Property types have an associated Java type that will be the type of the Velocity template variable, and will provide their own UI in the creator. Most of the custom types are located in the model package.

They may perform specific validation upon their value and prevent proceeding with project creation if it fails. Some types also support custom validation rules.

The common types you will use are:

  • boolean
  • integer
  • string, supporting custom regex validation
  • class_fqn of type ClassFqn, which validates that its value is a valid fully qualified class name
  • inline_string_list of type StringList, for a comma-separated list of strings
  • maven_artifact_version of type SemanticVersion, supports both options for hardcoded choices and versions defined in remotes pom.xml
  • build_system_properties of type BuildSystemCoordinates, providing standard Maven coordinates’ groupId, artifactId and version
  • jdk of type CreatorJdk, providing a JDK dropdown that can be filtered down with a minimum version defined in another property

Properties are set up in the order they are declared, and are generally only able to access properties defined before them.

Options

string and maven_artifact_version properties support options, that is a hardcoded array or object of strings.

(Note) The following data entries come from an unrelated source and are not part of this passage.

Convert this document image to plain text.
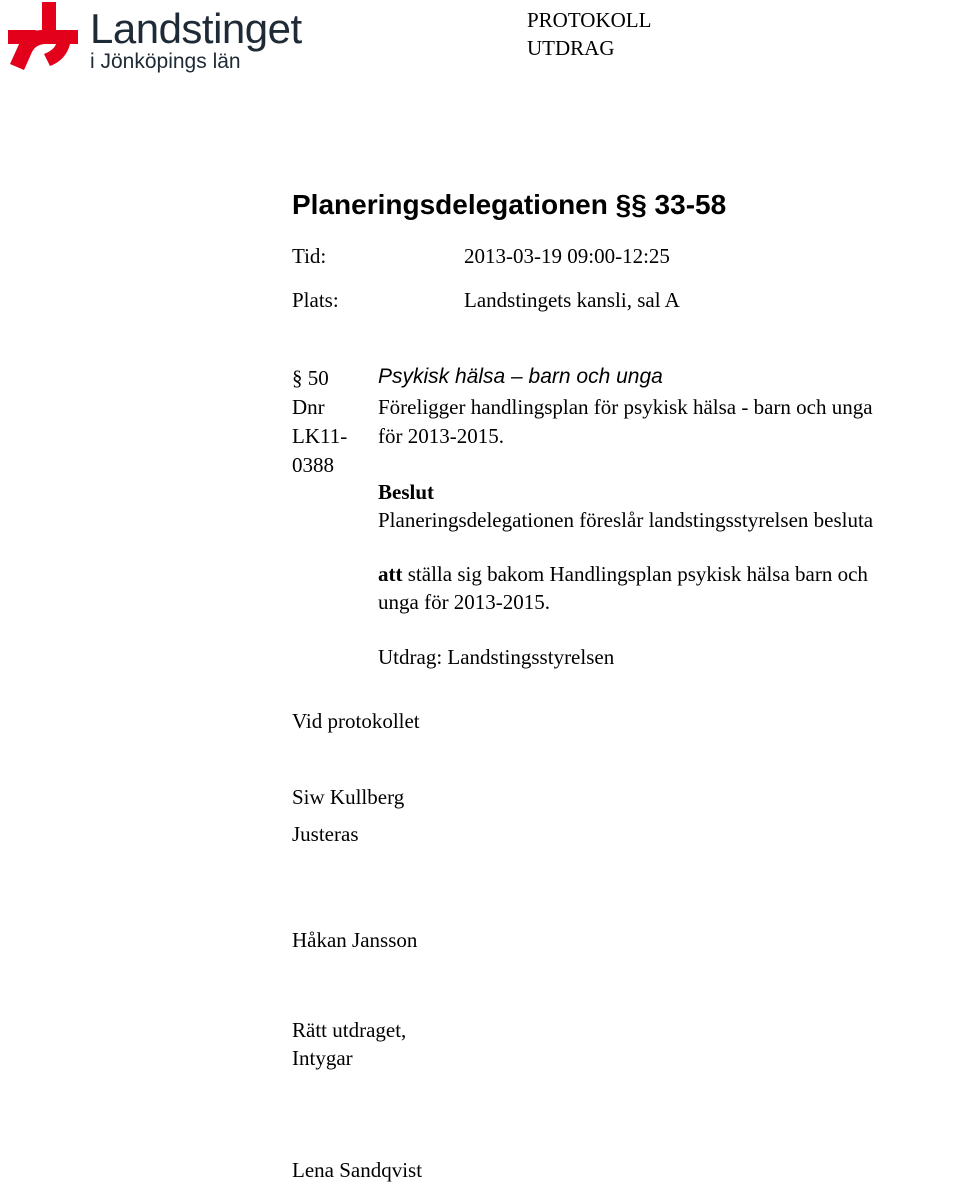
Landstinget
i Jönköpings län
PROTOKOLL
UTDRAG
Planeringsdelegationen §§ 33-58
Tid:	2013-03-19 09:00-12:25
Plats:	Landstingets kansli, sal A
§ 50
Dnr
LK11-
0388
Psykisk hälsa – barn och unga
Föreligger handlingsplan för psykisk hälsa - barn och unga
för 2013-2015.
Beslut
Planeringsdelegationen föreslår landstingsstyrelsen besluta
att ställa sig bakom Handlingsplan psykisk hälsa barn och
unga för 2013-2015.
Utdrag: Landstingsstyrelsen
Vid protokollet
Siw Kullberg
Justeras
Håkan Jansson
Rätt utdraget,
Intygar
Lena Sandqvist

If it is an array the value is used as both the actual value and the label.

If it is an object, the key is the actual value and the value is the label.

Inheritance and Derivation

Inheritance and derivation are ways to depend upon previously defined properties to automatically set a property’s value.

Inheritance is simple, set inheritFrom to the name of the property you want to inherit from. The property’s value will be updated every time the parent property changes until this property is modified, at which point the inheritance will stop and the value won’t be updated automatically anymore.

Derivation allows for more complex use cases where you define one or more parents and a method, available methods depend on the property type. A method might require parameters.

You can also specify with whenModified whether the derivation should stop when the property’s value is modified manually (like inheritance does.) true means inheritance stops.

Alternatively, for simple cases, you can use a switch-like construct with select, an array of simple objects. Each object has a value and a condition. They are evaluated in order of appearance. Once a condition is true the value is used as the result of the derivation.

Validation

string properties support custom validation through a validator. The value is a regular expression tested against the property’s value.

Template Files

Template files are declared in the files array. Each object in this array must contain a template and destination string. Both are paths relative to the template root (the directory of the descriptor.) This means you can have multiple templates in subdirectories accessing common files in their parent directory. They are also evaluated like a Velocity template, and have access to all the properties of the template.

A file can also have a condition string deciding if it should be included in the created project. It is evaluated like a Velocity condition, that is close to the regular Java condition syntax, and has access to all template properties.

Additionally, there are two boolean values openInEditor (defaults to false) and reformat (defaults to true) that you can set for each file.

Template Finalizers

Template finalizers are actions performed sequentially once the project is fully created and opened in the IDE.

The existing finalizers are:

  • import_gradle_project, imports the Gradle project.
  • import_maven_project, imports the Maven project.
  • run_gradle_tasks, executes Gradle tasks provided in its tasks array.
  • git_add_all, adds all the existing files of the project to the Git repo.

Finalizers can also have a condition, which works the same way as in files.